Çay, yağ, makyaj, çikolata lekeleri… Gün içinde fark etmeden üzerinize bulaşan lekeler artık kâbus olmaktan çıkıyor. Siemens iQ500 çamaşır makinesi ile stainRemoval teknolojisi devreye giriyor. Tek bir dokunuşla çay, yağ, kozmetik veya günlük hayatta karşılaştığınız diğer zor lekeler için özel programları aktif edebilirsiniz. 

Siemens Home Connect uygulaması sayesinde daha fazla leke türünü ve bunlar için geliştirilmiş özel programları keşfetmek de mümkün. Yani sadece “lekeyi çıkar” demekle kalmıyor, sizin için en doğru yıkama programını da otomatik olarak öneriyor. Böylece hem lekelerle uğraşmak zorunda kalmıyor hem de giysilerinizin ömrünü koruyorsunuz. 

Artık çocuğunuza yemek yedirirken dökülen yemek lekeleri, kahve kazaları ya da mutfakta sıçrayan yağ lekeleri sizi endişelendirmiyor. stainRemoval, günlük hayatın getirdiği küçük sürprizlere karşı en güvenilir yardımcınız oluyor. 

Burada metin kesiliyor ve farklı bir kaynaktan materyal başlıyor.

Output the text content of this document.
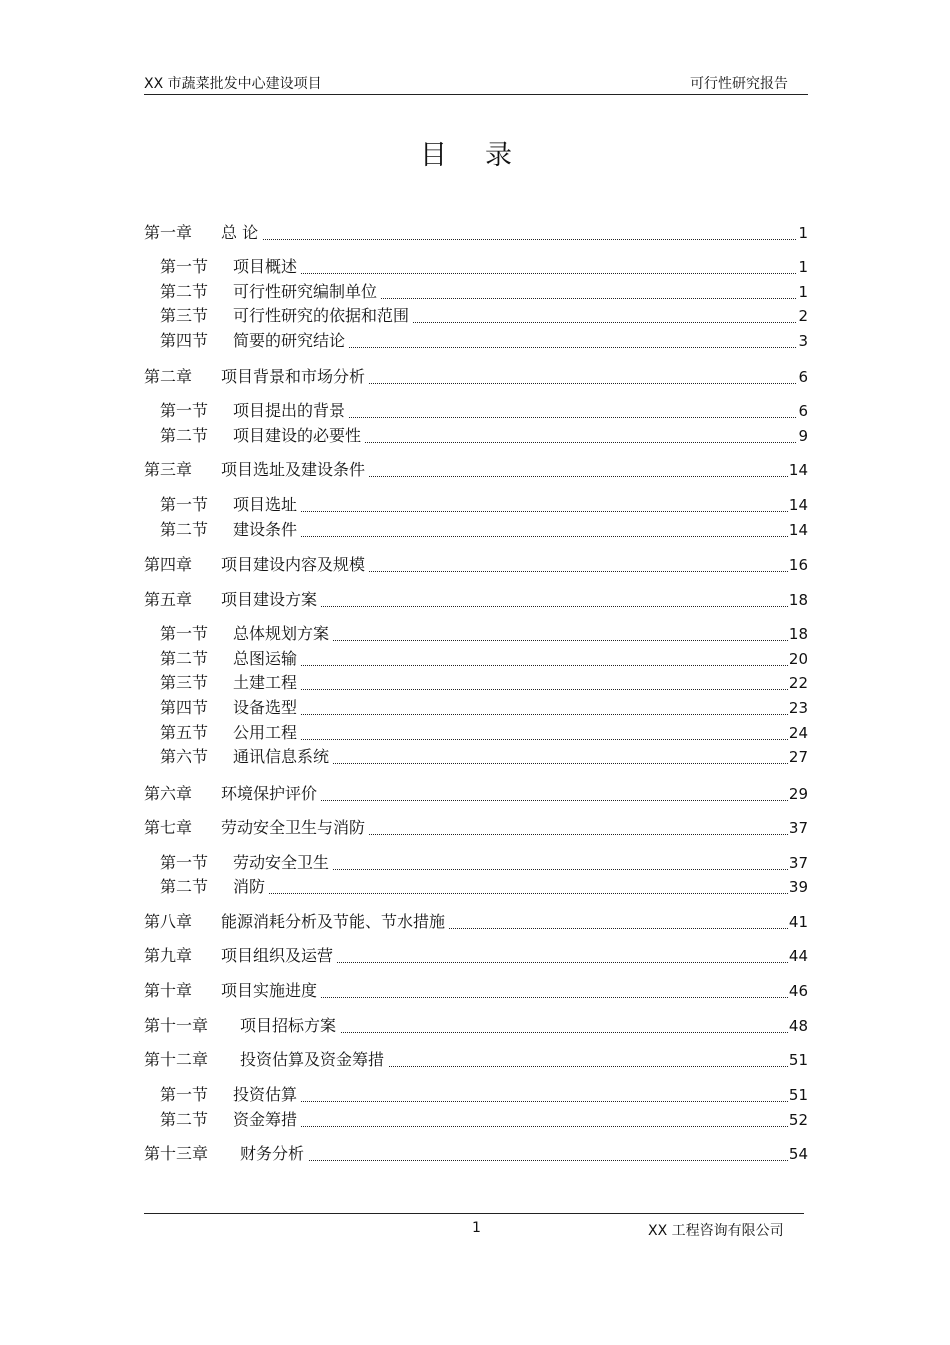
XX 市蔬菜批发中心建设项目	可行性研究报告
目录
第一章 总 论	1
第一节 项目概述	1
第二节 可行性研究编制单位	1
第三节 可行性研究的依据和范围	2
第四节 简要的研究结论	3
第二章 项目背景和市场分析	6
第一节 项目提出的背景	6
第二节 项目建设的必要性	9
第三章 项目选址及建设条件	14
第一节 项目选址	14
第二节 建设条件	14
第四章 项目建设内容及规模	16
第五章 项目建设方案	18
第一节 总体规划方案	18
第二节 总图运输	20
第三节 土建工程	22
第四节 设备选型	23
第五节 公用工程	24
第六节 通讯信息系统	27
第六章 环境保护评价	29
第七章 劳动安全卫生与消防	37
第一节 劳动安全卫生	37
第二节 消防	39
第八章 能源消耗分析及节能、节水措施	41
第九章 项目组织及运营	44
第十章 项目实施进度	46
第十一章 项目招标方案	48
第十二章 投资估算及资金筹措	51
第一节 投资估算	51
第二节 资金筹措	52
第十三章 财务分析	54
1	XX 工程咨询有限公司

Siemens iQ500 çamaşır ve kurutma makineleri, artık sadece kıyafetlerinizi temizleyen makineler değil; size zaman, konfor ve güven veren akıllı iş ortaklarınızdır. Ütüye harcadığınız vakti kendinize ayırın, lekelerle uğraşmayı unutun ve teknolojinin yaşam alanınıza uyumunun keyfini yaşayın.

*Bu yazı Siemens’in katkılarıyla hazırlanmıştır.